Keywords: HCC, cirrhosis, receptor tyrosine kinase, gene expression signatures, pathway analysis

Introduction

Among mitogenic pathways in stellate cells, signaling by the beta platelet-derived growth factor receptor (β-PDGFR) is the most potent [1, 2]. Expression of PDGF receptors is low in healthy liver, but dramatically increases in stellate cells during injury [2, 3]. In both mice and humans, the PDGF signaling network is comprised of four ligands, PDGF A–D, which transduce their signals through dimeric transmembrane receptors α- and β-PDGFR, which can form hetero- and homodimers [4]. Upon ligand binding, receptor dimerization provokes phosphorylation of the tyrosine residues within the intracellular domain, leading to activation of the Fas-MAPK pathway, signaling through the PI3K-AKT/PKB pathway and activation of PKC family members [5].

Antagonism of β-PDGFR has been an appealing target to treat hepatic fibrosis. Indeed, our previous study and those of others [68] have demonstrated that the RTK inhibitor imatinib mesylate (Gleevec®) whose targets include β-PDGFR, inhibits stellate cell activation and reduces fibrosis.

Recent evidence links the behavior of stromal cells, especially driven by the ligand PDGF-B, not only to the pathogenesis of fibrosis, but also to inflammation, regeneration and cancer [9]. Sorafenib (Nexavar®), a multi-receptor tyrosine kinase inhibitor whose targets include β-PDGFR, remains the only drug approved for treatment of advanced, non-resectable HCC [10].

Despite the suggestion that promotion of fibrosis by β-PDGFR can accelerate HCC development, this important question has not been addressed experimentally. Here we have specifically explored the contribution of β-PDGFR signaling by activated hepatic stellate cells to injury, fibrosis and cancer by exploiting complementary genetic models using a Cre-Lox strategy, one in which the receptor was deleted in stellate cells, or another in which it was auto-activated.

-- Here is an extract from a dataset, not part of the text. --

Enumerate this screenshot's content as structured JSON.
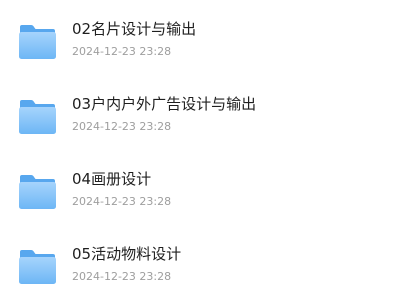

Importantly, we have examined whether β-PDGFR signaling in hepatic stellate cells is linked in human cirrhosis to overall prognosis.

Methods

For detailed description of methods see Supplementary Methods.

Animals

β-PDGFRfl/fl mice, as previously described [11], (on the 129S4/SvJaeSor background) were crossed with a transgenic FVB line expressing Cre-recombinase under control of the human glial fibrillary acidic protein (GFAP) promoter to generate β-PDGFRfl/fl GFAP-Cre mice with a deletion of β-PDGFR in stellate cells – this GFAP promoter has been successfully validated in prior studies as active in hepatic stellate cells [12, 13]. To create animals with constitutively activated β-PDGFR in stellate cells, β-PDGFRbetaJ/+ mice, as previously described [14], (on the 129S4/B6 background) were also crossed with a transgenic GFAP-Cre line to generate β-PDGFRbetaJ/+ GFAP-Cre mice. These animals harbor hepatic stellate cells with autoactivation of β-PDGFR, owing to an activating mutation knocked into the β-PDGFR locus, plus addition of a lox-stop-lox cassette between the splice acceptor and the initiating codon of the cDNA [14].

Models of Murine Liver injury and Fibrosis

Liver fibrosis was induced either by ligation of the common bile duct (BDL) [15] or by intraperitoneal (i.p.) injections of carbon tetrachloride (CCl4, Sigma, St. Louis, MO) [16]. For acute CCl4 injury studies, mice received a total of 3 i.p. injections (alternating days) of either corn oil or 10% CCl4 (diluted in corn oil) at a dose of 0.5 µl/g body weight. For the chronic injury model, mice received i.p. injections of CCl4 3 times per week for a total of 6 weeks.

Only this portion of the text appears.